You wonder if I’m real. You wonder if I hear your words. You speak your mantra, say my name. You wonder if anything is worth it.
I know what you really want to talk about. I know the darkness and your fear. I know how you’ve come to hate your stubbornness, and also cling to it. Before I died, you thought it was protective.
You write my name in the sand and you scream apologies. It isn’t a question of fault. There are things that go so much deeper. I never doubted that you love me.
I know what you want to talk about. I know how it pains you when others try to chase your words away. It isn’t a question of guilt. It’s fact — if you had chosen to listen, I would be alive.
You’ve never asked me for forgiveness. This conversation doesn’t center around blame. You write my name, you scream out your apologies. Your regrets are wrapped up in the bonds of your love.

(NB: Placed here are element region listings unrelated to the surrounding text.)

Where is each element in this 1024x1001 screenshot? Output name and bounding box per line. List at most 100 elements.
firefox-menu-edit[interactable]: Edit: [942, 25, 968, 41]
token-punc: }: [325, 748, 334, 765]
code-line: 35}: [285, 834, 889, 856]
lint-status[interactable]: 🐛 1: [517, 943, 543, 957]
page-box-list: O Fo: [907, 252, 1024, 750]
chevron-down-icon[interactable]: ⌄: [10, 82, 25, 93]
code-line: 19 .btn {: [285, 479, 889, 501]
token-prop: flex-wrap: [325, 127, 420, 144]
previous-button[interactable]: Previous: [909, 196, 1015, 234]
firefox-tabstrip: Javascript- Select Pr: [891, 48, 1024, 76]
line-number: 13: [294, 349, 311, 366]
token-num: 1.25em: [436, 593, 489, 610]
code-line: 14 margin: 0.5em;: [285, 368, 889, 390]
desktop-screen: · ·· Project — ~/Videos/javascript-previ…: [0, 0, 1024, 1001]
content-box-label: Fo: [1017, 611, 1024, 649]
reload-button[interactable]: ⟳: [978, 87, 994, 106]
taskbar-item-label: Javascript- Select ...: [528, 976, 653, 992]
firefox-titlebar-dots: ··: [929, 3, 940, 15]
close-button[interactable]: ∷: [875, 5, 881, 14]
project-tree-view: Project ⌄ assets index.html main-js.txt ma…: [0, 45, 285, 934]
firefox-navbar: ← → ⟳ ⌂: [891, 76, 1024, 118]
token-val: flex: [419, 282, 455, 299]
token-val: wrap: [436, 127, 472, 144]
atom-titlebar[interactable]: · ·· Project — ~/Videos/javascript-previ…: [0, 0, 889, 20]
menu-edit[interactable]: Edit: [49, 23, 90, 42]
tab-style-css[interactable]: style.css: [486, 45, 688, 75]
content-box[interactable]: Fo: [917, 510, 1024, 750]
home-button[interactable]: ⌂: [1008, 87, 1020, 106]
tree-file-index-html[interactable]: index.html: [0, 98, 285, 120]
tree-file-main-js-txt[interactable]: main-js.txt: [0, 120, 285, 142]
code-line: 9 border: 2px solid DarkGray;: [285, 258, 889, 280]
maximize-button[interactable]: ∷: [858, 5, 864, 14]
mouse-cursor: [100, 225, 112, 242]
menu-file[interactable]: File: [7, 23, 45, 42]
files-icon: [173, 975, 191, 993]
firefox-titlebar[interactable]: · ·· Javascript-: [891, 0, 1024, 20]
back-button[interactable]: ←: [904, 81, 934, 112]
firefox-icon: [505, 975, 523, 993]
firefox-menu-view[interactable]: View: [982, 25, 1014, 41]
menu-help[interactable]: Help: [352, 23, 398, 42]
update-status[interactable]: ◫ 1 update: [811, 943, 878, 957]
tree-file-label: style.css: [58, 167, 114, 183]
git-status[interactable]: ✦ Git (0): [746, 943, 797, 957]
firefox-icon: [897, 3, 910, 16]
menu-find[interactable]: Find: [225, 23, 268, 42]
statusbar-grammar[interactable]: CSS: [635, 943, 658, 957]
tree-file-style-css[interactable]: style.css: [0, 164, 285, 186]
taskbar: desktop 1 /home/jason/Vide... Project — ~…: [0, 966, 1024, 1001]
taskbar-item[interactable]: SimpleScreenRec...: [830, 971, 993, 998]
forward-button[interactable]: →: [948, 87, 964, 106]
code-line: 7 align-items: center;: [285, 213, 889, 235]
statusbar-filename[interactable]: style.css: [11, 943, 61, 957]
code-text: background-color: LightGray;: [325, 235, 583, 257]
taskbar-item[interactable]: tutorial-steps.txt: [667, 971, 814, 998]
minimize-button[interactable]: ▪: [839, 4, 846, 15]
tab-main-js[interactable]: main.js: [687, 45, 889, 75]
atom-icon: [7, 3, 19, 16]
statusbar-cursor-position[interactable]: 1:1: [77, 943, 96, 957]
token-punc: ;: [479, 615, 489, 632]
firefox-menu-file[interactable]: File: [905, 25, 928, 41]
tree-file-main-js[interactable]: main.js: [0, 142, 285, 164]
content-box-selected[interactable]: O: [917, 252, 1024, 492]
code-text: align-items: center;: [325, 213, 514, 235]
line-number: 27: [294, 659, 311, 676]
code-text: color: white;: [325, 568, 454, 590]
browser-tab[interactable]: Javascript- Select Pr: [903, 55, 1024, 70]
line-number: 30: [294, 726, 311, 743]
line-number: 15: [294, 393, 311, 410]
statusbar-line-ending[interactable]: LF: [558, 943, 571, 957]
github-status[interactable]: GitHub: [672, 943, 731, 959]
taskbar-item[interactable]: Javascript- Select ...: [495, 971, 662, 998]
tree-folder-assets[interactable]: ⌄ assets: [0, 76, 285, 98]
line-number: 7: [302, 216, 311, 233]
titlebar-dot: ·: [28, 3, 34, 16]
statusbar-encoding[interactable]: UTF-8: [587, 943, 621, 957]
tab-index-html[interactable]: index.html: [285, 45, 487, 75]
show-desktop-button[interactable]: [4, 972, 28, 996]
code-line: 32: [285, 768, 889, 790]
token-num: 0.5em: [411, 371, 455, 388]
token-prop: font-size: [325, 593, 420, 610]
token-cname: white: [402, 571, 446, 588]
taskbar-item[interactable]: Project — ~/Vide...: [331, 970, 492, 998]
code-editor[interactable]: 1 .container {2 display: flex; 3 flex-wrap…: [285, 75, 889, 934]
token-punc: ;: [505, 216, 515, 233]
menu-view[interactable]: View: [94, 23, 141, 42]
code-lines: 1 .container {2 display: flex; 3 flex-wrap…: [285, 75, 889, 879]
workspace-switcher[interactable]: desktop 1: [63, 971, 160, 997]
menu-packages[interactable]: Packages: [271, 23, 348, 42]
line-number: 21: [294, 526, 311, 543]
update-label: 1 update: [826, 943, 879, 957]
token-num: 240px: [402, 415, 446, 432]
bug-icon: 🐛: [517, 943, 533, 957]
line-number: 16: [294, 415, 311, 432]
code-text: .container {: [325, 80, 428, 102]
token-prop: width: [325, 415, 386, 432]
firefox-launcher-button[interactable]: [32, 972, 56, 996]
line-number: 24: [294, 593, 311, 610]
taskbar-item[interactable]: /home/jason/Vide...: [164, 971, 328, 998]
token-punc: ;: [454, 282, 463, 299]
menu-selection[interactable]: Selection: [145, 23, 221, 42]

You don’t know if I’m real. You don’t know if I’ll ever hear you. You write my name in the sand, and you speak to empty rooms, and you sit with knowledge so painful that no one else is willing to hold it with you. You wonder if I hold it with you.
If I live, it’s because you hold me here. If I live, it’s all in the strength of your memories. If love could change fact, I would be real. If love could change fact, no one would ever die.
I love you too.
I remember everything about your life.
I remember the day I decided I was doing this. I had been thinking and planning for so long. I had done testing. I was talking to the doctors in my last city. They were so supportive. Then I found out I was moving here. Things were delayed, but you were always my plan.
This state was different. It was a bible belt hospital here, and I was an odd one. They didn’t want me to have you. They didn’t know how to deal with a single woman whose strongest desire was to have a child. But I fought for you, and I won.
But after months of fighting, I realized the hospital and I weren’t a good fit. I wanted to use a known donor, and they couldn’t accommodate. I wanted you to know your genetic history. That was more important to me than making that policy change.